My internal dialogue quickly went south. "18km left? 7% grade? Are you shitty me?" I did a quick mental calculus to put this in perspective. The longest climb I do back home is up Latigo Road, a "big" climb in the Malibu Canyons that's well known in the cycling community. It's 14.5km (9.2mi) and has an average grade of 4%. On a good day, when I'm fresh, I knock it out in 50 minutes. Now, nearly 6 hours and 65 miles into my ride I was still facing a climb that was longer than Latigo Road with long stretches at a much steeper incline. While Latigo climbs 2,000 feet in elevation, Iseran climbs over 4,500 feet! From 18km to 8km was a death march.

From there, I was just in survival mode. I crawled through the next few km's and started to wonder what the hell I was doing on this trip. While normally I have a positive internal dialogue, I started to get pretty down on myself. Exhausted and low on blood sugar, I was loosing my mind a bit. I thought, "Wow, I clearly suck at cycling. I have no business being on this trip. These guys are real athletes. I'm total a fraud. Why am I even trying to do well in Kona? I'm going to get crushed." As these thoughts were swirling, I stopped and got off my bike with 5km to go. I did so not to give up or to walk my bike, but instead I got off to simply take in the views. It was incredible how pretty it was. I reminded myself that this was a vacation. I took a few pictures, mentally reset, and started up again. I did this two more times before I finally reached the top. It would be a long descent home from here, so the hard part was now over. 

All said and done, it took me an absurd 3hrs10mins to climb L'Iseran. A full hour longer than the faster peeps on camp, especially since it was a KOM points climb. (Adam K took out the KOM yet again with a time of just over 2hrs.) Watts were ~160, a good 20% lower than what I'd look to ride on an Ironman bike leg.

At the top, I hung out for about 10 minutes with Julie, one of our awesome supporters from Pyrenees Multisport. I was a bit dazed as she excitedly grabbed me and took my picture in front of the summit sign, blasting music from her support van. After a coffee, a couple of bananas and a few Taos Mountain Energy bars, I put on a warm jacket and started the descent. 

The descent down the north side of L'Iseran is pretty spectacular. It's 48km (30mi) and you can really bomb down it since most of the turns are fairly wide. Not wanting to pedal another stroke unless absolutely necessary, I took all the advice I'd been given over the past few days on descending from Phil and John and went for it on this downhill. I was flying, and it felt awesome. Still descending, I cruised through the town of Tignes and was blown away by the lake views.

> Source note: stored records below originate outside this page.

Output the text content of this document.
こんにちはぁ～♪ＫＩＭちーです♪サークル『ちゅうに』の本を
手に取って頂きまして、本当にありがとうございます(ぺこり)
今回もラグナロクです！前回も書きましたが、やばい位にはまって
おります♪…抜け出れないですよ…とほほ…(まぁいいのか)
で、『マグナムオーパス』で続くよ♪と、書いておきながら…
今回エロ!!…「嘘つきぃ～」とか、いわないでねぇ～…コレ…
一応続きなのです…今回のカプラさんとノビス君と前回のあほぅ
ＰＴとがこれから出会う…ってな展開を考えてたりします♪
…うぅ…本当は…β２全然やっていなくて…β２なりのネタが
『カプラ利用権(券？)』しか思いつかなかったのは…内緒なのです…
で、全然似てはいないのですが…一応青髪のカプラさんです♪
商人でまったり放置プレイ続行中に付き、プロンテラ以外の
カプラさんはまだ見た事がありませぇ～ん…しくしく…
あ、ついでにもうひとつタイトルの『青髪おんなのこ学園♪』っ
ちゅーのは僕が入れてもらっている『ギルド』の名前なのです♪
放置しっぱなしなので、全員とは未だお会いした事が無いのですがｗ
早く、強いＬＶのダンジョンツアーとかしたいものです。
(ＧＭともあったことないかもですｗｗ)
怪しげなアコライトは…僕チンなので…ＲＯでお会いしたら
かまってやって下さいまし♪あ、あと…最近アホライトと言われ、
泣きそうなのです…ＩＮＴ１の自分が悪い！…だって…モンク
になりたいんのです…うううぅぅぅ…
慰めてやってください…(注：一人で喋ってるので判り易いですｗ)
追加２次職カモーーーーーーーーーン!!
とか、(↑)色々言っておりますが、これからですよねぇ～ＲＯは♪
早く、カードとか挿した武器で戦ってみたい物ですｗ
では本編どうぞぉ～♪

Despite not wanting to waste any free speed, I got off my bike and snapped a few pictures. 

La Dame du Lac de Tignes

La Dame du Lac de Tignes

The final climb of the day was a merciless 5km uphill to the chalet. After descending for an hour plus, my legs were like bags of cement. I cursed John for not picking a place at the foot of this climb and thought, "F**k, this place better be amazing." With just a 400m to go, I spotted Walter out on stoop waiting to steer me home. As terrible as I felt, I couldn't help but smile. The chalet was in fact pretty incredible, so John did well (once again) and I had to bite my tongue.  

View from our chalet

View from our chalet

Looking back on this ride, I know that's it's the hardest I've done and by far the worst that I've felt on a bike. I'm a bit surprised by how frustrated I got with myself, but am happy that I was able to work through it. That's what Epic Camp is all about. Pushing through lows and just getting on with the training.